Commenting on the EU’s vote, Commission president President Jean-Claude Juncker said the member states “have decided to make history together and bring closer the entry into force of the first ever universally binding climate change agreement. We must and we can hand over to future generations a world that is more stable, a healthier planet, fairer societies and more prosperous economies,” Juncker said. “This is not a dream. This is a reality and it is within our reach. Today we are closer to it.”

Up to now, the EU, which had spearheaded the effort to ratify the last agreement, the Kyoto Protocol, and was also at the forefront of the current discussions, had been seen as foot dragging on ratification, due to the difficulty of getting all of the current 28 member states to make the pledge.

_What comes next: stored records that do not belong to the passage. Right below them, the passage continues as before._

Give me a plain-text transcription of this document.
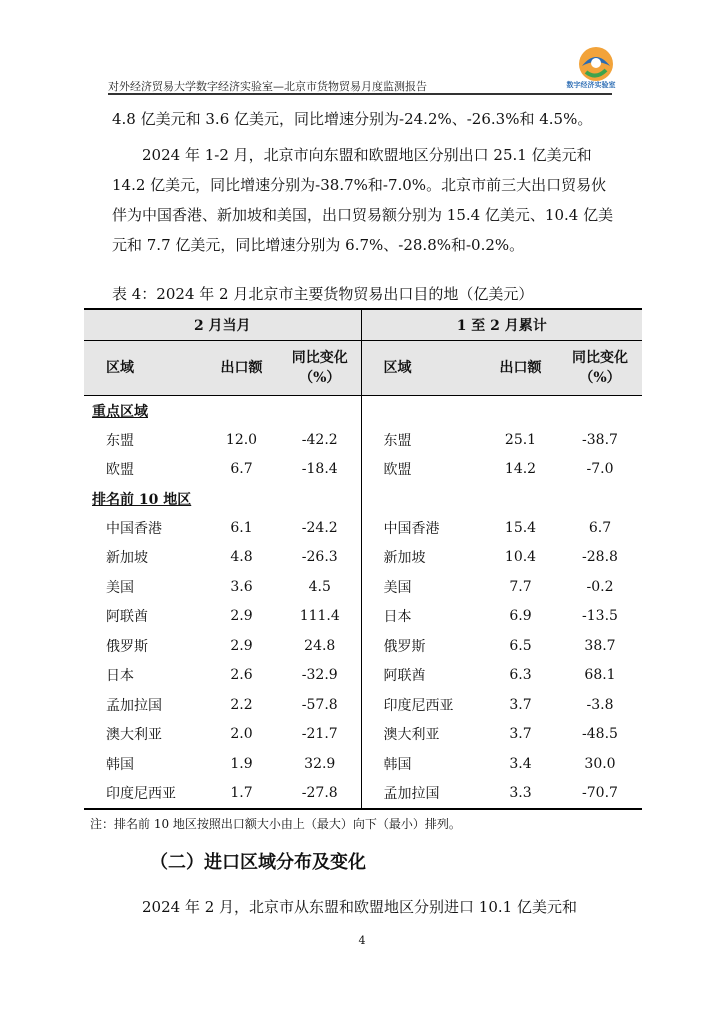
对外经济贸易大学数字经济实验室—北京市货物贸易月度监测报告	数字经济实验室
4.8 亿美元和 3.6 亿美元，同比增速分别为-24.2%、-26.3%和 4.5%。
2024 年 1-2 月，北京市向东盟和欧盟地区分别出口 25.1 亿美元和 14.2 亿美元，同比增速分别为-38.7%和-7.0%。北京市前三大出口贸易伙伴为中国香港、新加坡和美国，出口贸易额分别为 15.4 亿美元、10.4 亿美元和 7.7 亿美元，同比增速分别为 6.7%、-28.8%和-0.2%。
表 4：2024 年 2 月北京市主要货物贸易出口目的地（亿美元）
2 月当月			1 至 2 月累计		
区域	出口额	同比变化（%）	区域	出口额	同比变化（%）
重点区域					
东盟	12.0	-42.2	东盟	25.1	-38.7
欧盟	6.7	-18.4	欧盟	14.2	-7.0
排名前 10 地区					
中国香港	6.1	-24.2	中国香港	15.4	6.7
新加坡	4.8	-26.3	新加坡	10.4	-28.8
美国	3.6	4.5	美国	7.7	-0.2
阿联酋	2.9	111.4	日本	6.9	-13.5
俄罗斯	2.9	24.8	俄罗斯	6.5	38.7
日本	2.6	-32.9	阿联酋	6.3	68.1
孟加拉国	2.2	-57.8	印度尼西亚	3.7	-3.8
澳大利亚	2.0	-21.7	澳大利亚	3.7	-48.5
韩国	1.9	32.9	韩国	3.4	30.0
印度尼西亚	1.7	-27.8	孟加拉国	3.3	-70.7
注：排名前 10 地区按照出口额大小由上（最大）向下（最小）排列。
（二）进口区域分布及变化
2024 年 2 月，北京市从东盟和欧盟地区分别进口 10.1 亿美元和
4
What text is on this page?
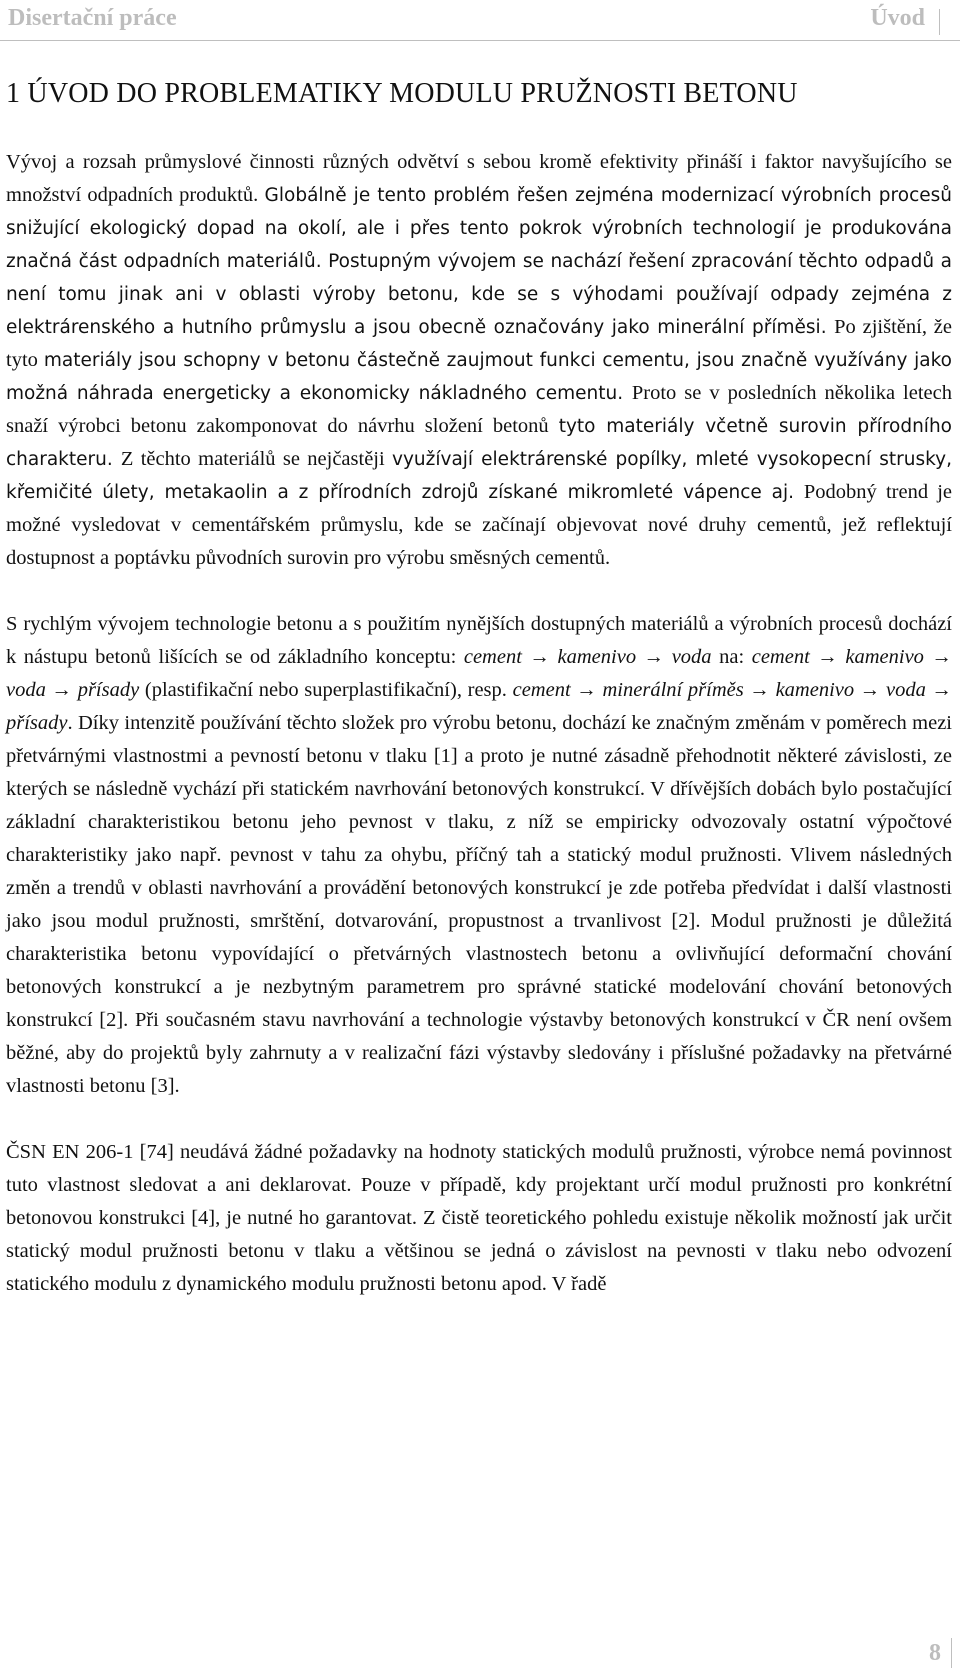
Disertační práce	Úvod
1 ÚVOD DO PROBLEMATIKY MODULU PRUŽNOSTI BETONU

Vývoj a rozsah průmyslové činnosti různých odvětví s sebou kromě efektivity přináší i faktor navyšujícího se množství odpadních produktů. Globálně je tento problém řešen zejména modernizací výrobních procesů snižující ekologický dopad na okolí, ale i přes tento pokrok výrobních technologií je produkována značná část odpadních materiálů. Postupným vývojem se nachází řešení zpracování těchto odpadů a není tomu jinak ani v oblasti výroby betonu, kde se s výhodami používají odpady zejména z elektrárenského a hutního průmyslu a jsou obecně označovány jako minerální příměsi. Po zjištění, že tyto materiály jsou schopny v betonu částečně zaujmout funkci cementu, jsou značně využívány jako možná náhrada energeticky a ekonomicky nákladného cementu. Proto se v posledních několika letech snaží výrobci betonu zakomponovat do návrhu složení betonů tyto materiály včetně surovin přírodního charakteru. Z těchto materiálů se nejčastěji využívají elektrárenské popílky, mleté vysokopecní strusky, křemičité úlety, metakaolin a z přírodních zdrojů získané mikromleté vápence aj. Podobný trend je možné vysledovat v cementářském průmyslu, kde se začínají objevovat nové druhy cementů, jež reflektují dostupnost a poptávku původních surovin pro výrobu směsných cementů.

S rychlým vývojem technologie betonu a s použitím nynějších dostupných materiálů a výrobních procesů dochází k nástupu betonů lišících se od základního konceptu: cement → kamenivo → voda na: cement → kamenivo → voda → přísady (plastifikační nebo superplastifikační), resp. cement → minerální příměs → kamenivo → voda → přísady. Díky intenzitě používání těchto složek pro výrobu betonu, dochází ke značným změnám v poměrech mezi přetvárnými vlastnostmi a pevností betonu v tlaku [1] a proto je nutné zásadně přehodnotit některé závislosti, ze kterých se následně vychází při statickém navrhování betonových konstrukcí. V dřívějších dobách bylo postačující základní charakteristikou betonu jeho pevnost v tlaku, z níž se empiricky odvozovaly ostatní výpočtové charakteristiky jako např. pevnost v tahu za ohybu, příčný tah a statický modul pružnosti. Vlivem následných změn a trendů v oblasti navrhování a provádění betonových konstrukcí je zde potřeba předvídat i další vlastnosti jako jsou modul pružnosti, smrštění, dotvarování, propustnost a trvanlivost [2]. Modul pružnosti je důležitá charakteristika betonu vypovídající o přetvárných vlastnostech betonu a ovlivňující deformační chování betonových konstrukcí a je nezbytným parametrem pro správné statické modelování chování betonových konstrukcí [2]. Při současném stavu navrhování a technologie výstavby betonových konstrukcí v ČR není ovšem běžné, aby do projektů byly zahrnuty a v realizační fázi výstavby sledovány i příslušné požadavky na přetvárné vlastnosti betonu [3].

ČSN EN 206-1 [74] neudává žádné požadavky na hodnoty statických modulů pružnosti, výrobce nemá povinnost tuto vlastnost sledovat a ani deklarovat. Pouze v případě, kdy projektant určí modul pružnosti pro konkrétní betonovou konstrukci [4], je nutné ho garantovat. Z čistě teoretického pohledu existuje několik možností jak určit statický modul pružnosti betonu v tlaku a většinou se jedná o závislost na pevnosti v tlaku nebo odvození statického modulu z dynamického modulu pružnosti betonu apod. V řadě

8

For this reason, said the EU’s climate commissioner, Miguel Arias Cañete, “Europe’s reputation was on the line.”

Some environmentalists have expressed concern about the lack of deadlines for all of the EU’s 28 members to individually ratify the Paris agreement, especially as some countries plan to allow emissions to keep increasing up to 2030. This would narrow the chances to keep the temperature rise below 2°. Coal-dependent Poland, as well as Italy, has sought the right to veto future EU climate decisions.

All the countries ratifying the agreement will have the right to speak and vote at the COP22 implementation summit, to be held in Marrakesh, Morocco, in November.